Deux refuges de biodiversité à sauver
Selon le directeur Afrique centrale de Rainforest Alliance, Nadège Nzoyem, les CGP désormais opérationnels sont des « structures pionnières » qui pourront servir de référence et inspirer l’implémentation des activités concourant à la durabilité (environnementale et sociale) des autres paysages du Cameroun. Le choix porté sur les paysages des monts Bamboutos et des monts Bana-Bangangté-Bangou n’est pas anodin. Ce sont deux refuges de biodiversité.
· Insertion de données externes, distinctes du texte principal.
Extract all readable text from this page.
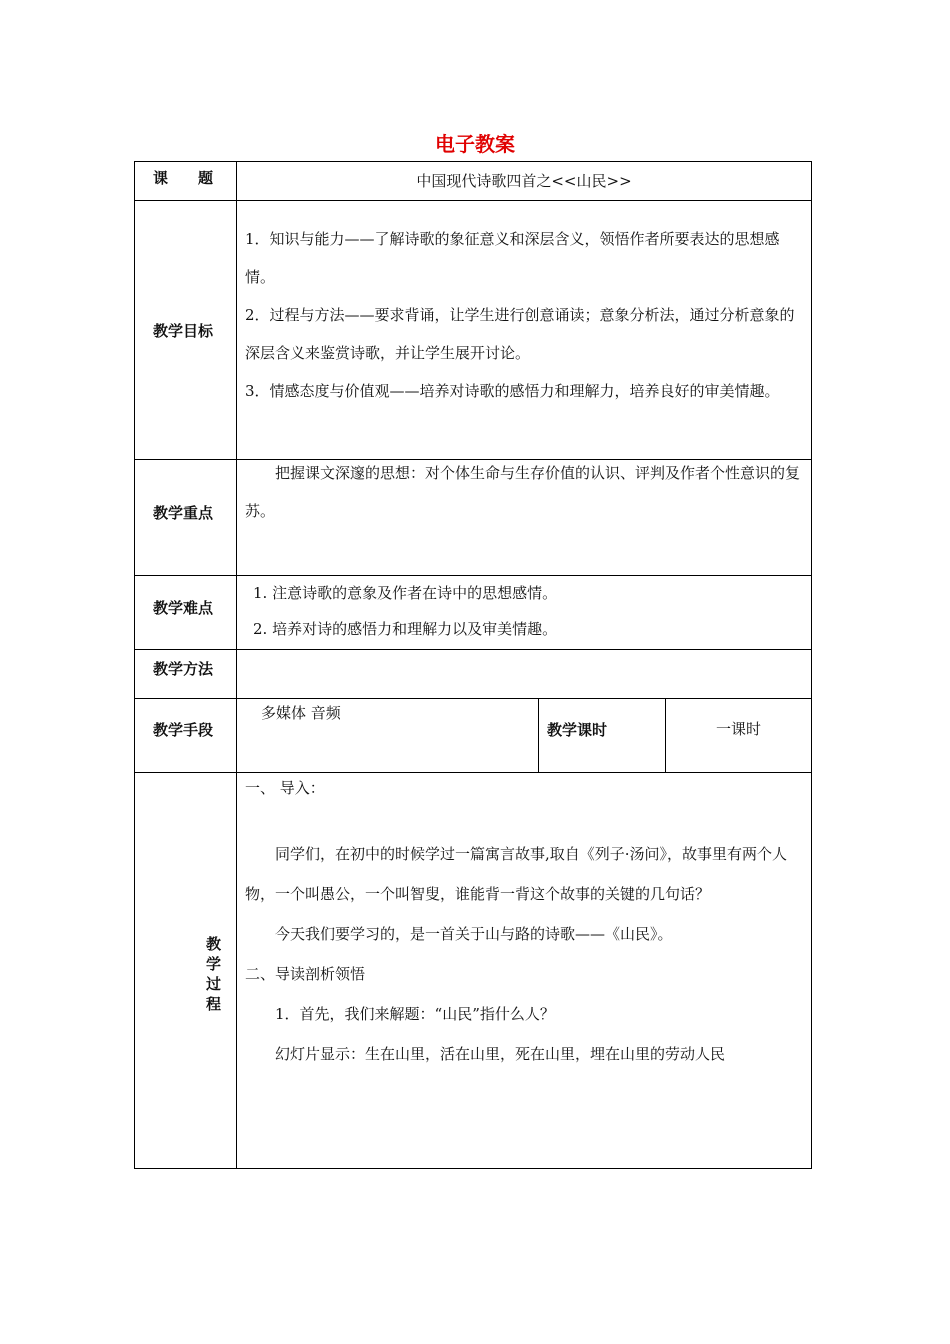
电子教案
课　　题	中国现代诗歌四首之<<山民>>
教学目标

1．知识与能力——了解诗歌的象征意义和深层含义，领悟作者所要表达的思想感情。

2．过程与方法——要求背诵，让学生进行创意诵读；意象分析法，通过分析意象的深层含义来鉴赏诗歌，并让学生展开讨论。

3．情感态度与价值观——培养对诗歌的感悟力和理解力，培养良好的审美情趣。

教学重点

把握课文深邃的思想：对个体生命与生存价值的认识、评判及作者个性意识的复苏。

教学难点

1. 注意诗歌的意象及作者在诗中的思想感情。

2. 培养对诗的感悟力和理解力以及审美情趣。

教学方法
教学手段
多媒体 音频
教学课时	一课时
教学
过程

一、 导入：

同学们，在初中的时候学过一篇寓言故事,取自《列子·汤问》，故事里有两个人物，一个叫愚公，一个叫智叟，谁能背一背这个故事的关键的几句话？

今天我们要学习的，是一首关于山与路的诗歌——《山民》。

二、导读剖析领悟

1．首先，我们来解题：“山民”指什么人？

幻灯片显示：生在山里，活在山里，死在山里，埋在山里的劳动人民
Les monts Bamboutos par exemple constituent un château d’eau sous-régional, avec une contribution à 60% aux besoins en eau des habitants pendant la saison sèche.Les vallées escarpées des monts Bana-Bangangté-Bangou quant à elles, constituent une opportunité écotouristique à capitaliser et à préserver, selon le maire de la commune de Bangangté, Eric Aimé Niat. Ces paysages assurent également la régulation du climat de ces zones et facilitent la pratique de l’agriculture et de l’élevage. En outre, ils fournissent des biens et services écosystémiques et participent au maintien de l’écosystème et du microclimat de ces zones. Toutefois, les paysages et le couvert forestier de ces monts sont menacés par les activités humaines, notamment la conversion des forêts en terres agricoles, le besoin accru des pâturages pour les animaux, la croissance démographique, la pollution des eaux superficielles ou souterraines…
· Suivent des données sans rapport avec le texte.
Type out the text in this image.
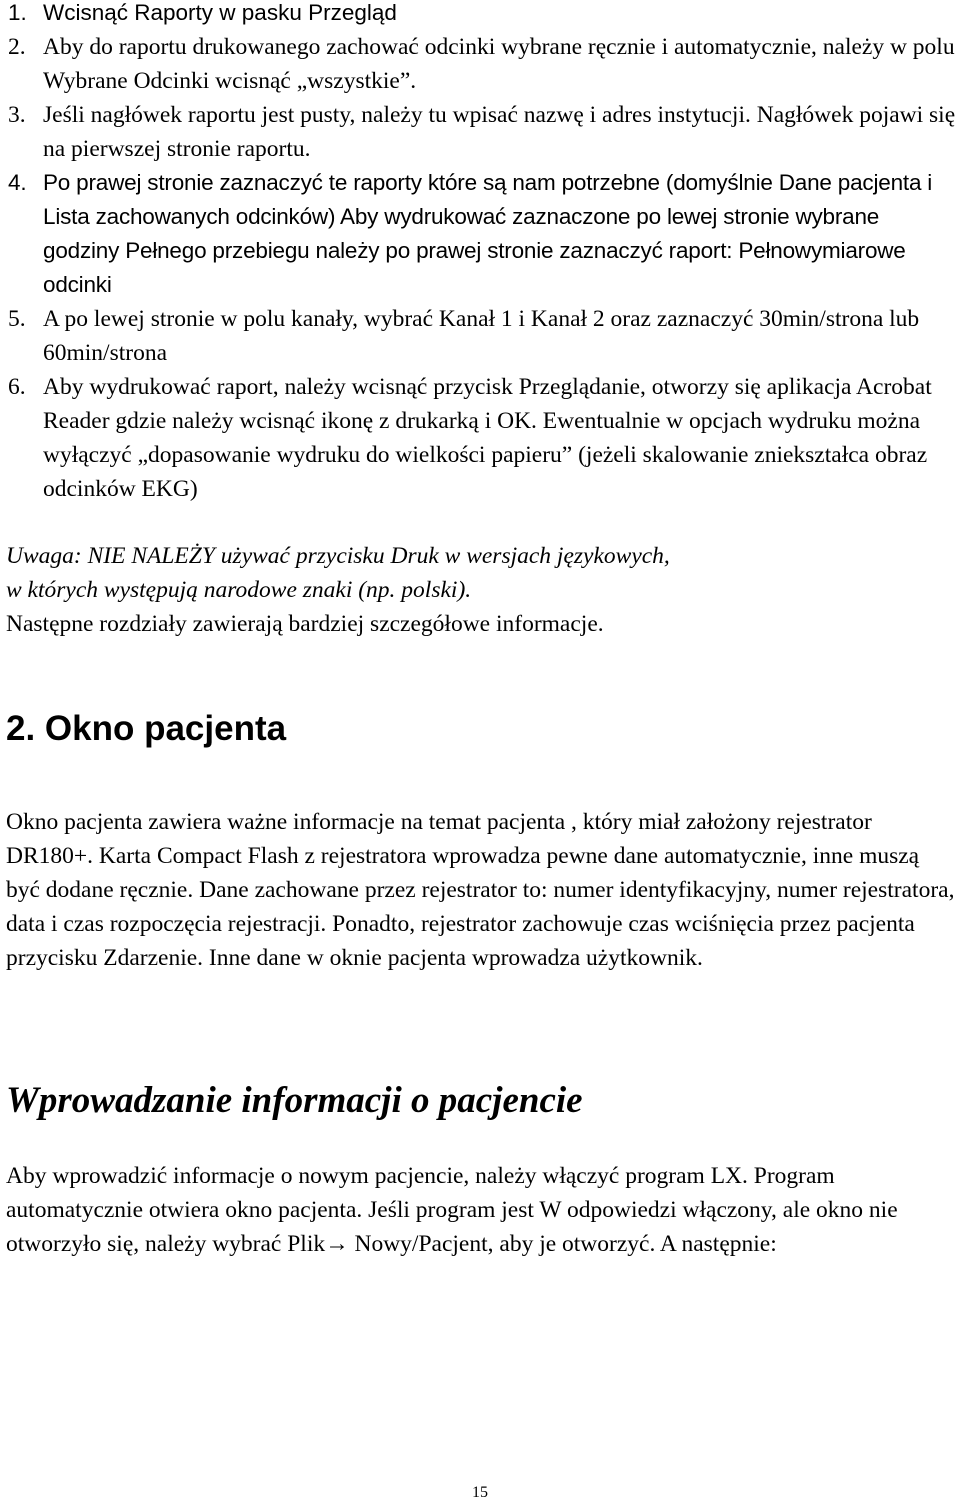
1. Wcisnąć Raporty w pasku Przegląd
2. Aby do raportu drukowanego zachować odcinki wybrane ręcznie i automatycznie, należy w polu Wybrane Odcinki wcisnąć „wszystkie”.
3. Jeśli nagłówek raportu jest pusty, należy tu wpisać nazwę i adres instytucji. Nagłówek pojawi się na pierwszej stronie raportu.
4. Po prawej stronie zaznaczyć te raporty które są nam potrzebne (domyślnie Dane pacjenta i Lista zachowanych odcinków) Aby wydrukować zaznaczone po lewej stronie wybrane godziny Pełnego przebiegu należy po prawej stronie zaznaczyć raport: Pełnowymiarowe odcinki
5. A po lewej stronie w polu kanały, wybrać Kanał 1 i Kanał 2 oraz zaznaczyć 30min/strona lub 60min/strona
6. Aby wydrukować raport, należy wcisnąć przycisk Przeglądanie, otworzy się aplikacja Acrobat Reader gdzie należy wcisnąć ikonę z drukarką i OK. Ewentualnie w opcjach wydruku można wyłączyć „dopasowanie wydruku do wielkości papieru” (jeżeli skalowanie zniekształca obraz odcinków EKG)
Uwaga: NIE NALEŻY używać przycisku Druk w wersjach językowych,
w których występują narodowe znaki (np. polski).
Następne rozdziały zawierają bardziej szczegółowe informacje.
2. Okno pacjenta
Okno pacjenta zawiera ważne informacje na temat pacjenta , który miał założony rejestrator DR180+. Karta Compact Flash z rejestratora wprowadza pewne dane automatycznie, inne muszą być dodane ręcznie. Dane zachowane przez rejestrator to: numer identyfikacyjny, numer rejestratora, data i czas rozpoczęcia rejestracji. Ponadto, rejestrator zachowuje czas wciśnięcia przez pacjenta przycisku Zdarzenie. Inne dane w oknie pacjenta wprowadza użytkownik.
Wprowadzanie informacji o pacjencie
Aby wprowadzić informacje o nowym pacjencie, należy włączyć program LX. Program automatycznie otwiera okno pacjenta. Jeśli program jest W odpowiedzi włączony, ale okno nie otworzyło się, należy wybrać Plik→ Nowy/Pacjent, aby je otworzyć. A następnie:
15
La mise en place des CGP s’inscrit dans le cadre du projet « Eliminer les obstacles à la conservation de la biodiversité, à la restauration des terres et à la gestion durable des forêts par la gestion communautaire des paysages ». Le projet COBALAM (en anglais) est mis en œuvre sur la période 2020-2025 par Rainforest Alliance, en partenariat avec ONU-Environnement et le ministère camerounais de l’Environnement, de la Protection de la nature et du Développement durable (MINEPDED). Le financement est assuré par Global Environment Facility (GEF) ou Fonds pour l’Environnement Mondial (FEM).